Auteure :Sylvie Orsoni

Contexte historique

Lorsque cette lettre de dénonciation arrive sur le bureau du préfet des Bouches-du-Rhône, la France est entrée en guerre depuis un mois. Depuis le 26 septembre 1939, le Parti communiste français est dissous et toute propagande interdite. La surveillance des militants communistes se renforce. Perquisitions, saisies de publications même antérieures à la dissolution, se multiplient. La police spéciale, en charge de la surveillance politique n'avait pas besoin d'une lettre de dénonciation pour s'intéresser à Mireille Dumont, qui milite activement depuis 1936. La répression anti-communiste permet à la haine politique de s'exprimer à peu de frais et sans risque.

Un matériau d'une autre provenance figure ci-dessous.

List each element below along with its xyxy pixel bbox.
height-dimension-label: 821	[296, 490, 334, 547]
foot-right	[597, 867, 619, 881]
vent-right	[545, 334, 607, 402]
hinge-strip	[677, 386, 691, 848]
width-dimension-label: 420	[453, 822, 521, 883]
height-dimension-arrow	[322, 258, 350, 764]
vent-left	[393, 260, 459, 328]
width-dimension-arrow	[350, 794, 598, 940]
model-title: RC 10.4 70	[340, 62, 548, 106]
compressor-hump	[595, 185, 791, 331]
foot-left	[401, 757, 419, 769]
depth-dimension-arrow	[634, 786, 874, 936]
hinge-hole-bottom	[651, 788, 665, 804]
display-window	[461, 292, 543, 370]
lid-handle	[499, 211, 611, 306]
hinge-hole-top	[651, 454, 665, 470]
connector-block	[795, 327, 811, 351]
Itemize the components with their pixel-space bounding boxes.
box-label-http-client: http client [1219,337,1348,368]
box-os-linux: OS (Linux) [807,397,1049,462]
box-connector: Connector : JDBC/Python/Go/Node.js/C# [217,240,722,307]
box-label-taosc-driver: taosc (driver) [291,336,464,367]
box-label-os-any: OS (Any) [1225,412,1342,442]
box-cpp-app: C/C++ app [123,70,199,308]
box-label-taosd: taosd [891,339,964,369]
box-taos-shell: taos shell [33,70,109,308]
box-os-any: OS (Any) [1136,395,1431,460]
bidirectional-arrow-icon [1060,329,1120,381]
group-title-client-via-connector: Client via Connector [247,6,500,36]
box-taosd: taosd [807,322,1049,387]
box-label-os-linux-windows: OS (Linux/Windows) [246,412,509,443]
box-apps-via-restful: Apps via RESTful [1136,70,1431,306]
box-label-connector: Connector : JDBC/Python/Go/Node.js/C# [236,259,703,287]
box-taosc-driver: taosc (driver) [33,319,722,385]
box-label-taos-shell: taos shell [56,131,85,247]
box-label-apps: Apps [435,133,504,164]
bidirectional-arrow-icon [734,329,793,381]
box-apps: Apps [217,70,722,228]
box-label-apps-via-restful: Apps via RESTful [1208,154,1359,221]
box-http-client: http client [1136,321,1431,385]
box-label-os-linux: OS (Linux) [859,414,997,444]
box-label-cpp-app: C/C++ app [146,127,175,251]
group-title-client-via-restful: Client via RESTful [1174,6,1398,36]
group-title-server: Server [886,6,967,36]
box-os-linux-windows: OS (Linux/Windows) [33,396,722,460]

Les enseignants sont particulièrement visés par les lettres de dénonciation car ils incarnent des valeurs humanistes et démocratiques et sont censés avoir une grande influence sur les enfants qui leur sont confiés.


Auteure : Sylvie Orsoni

Sources
Mencherini Robert, Midi rouge, ombres et lumières. 1. Les années de crise, 1930-1940. Paris, Syllepse, 2004.
Maitron Jean, Pennetier Claude (dir.), Dictionnaire biographique du mouvement ouvrier français, quatrième partie, 1914-1918, De la première à la seconde guerre mondiale, tomes 16 à 44, Paris, éditions ouvrières, 1981-1997.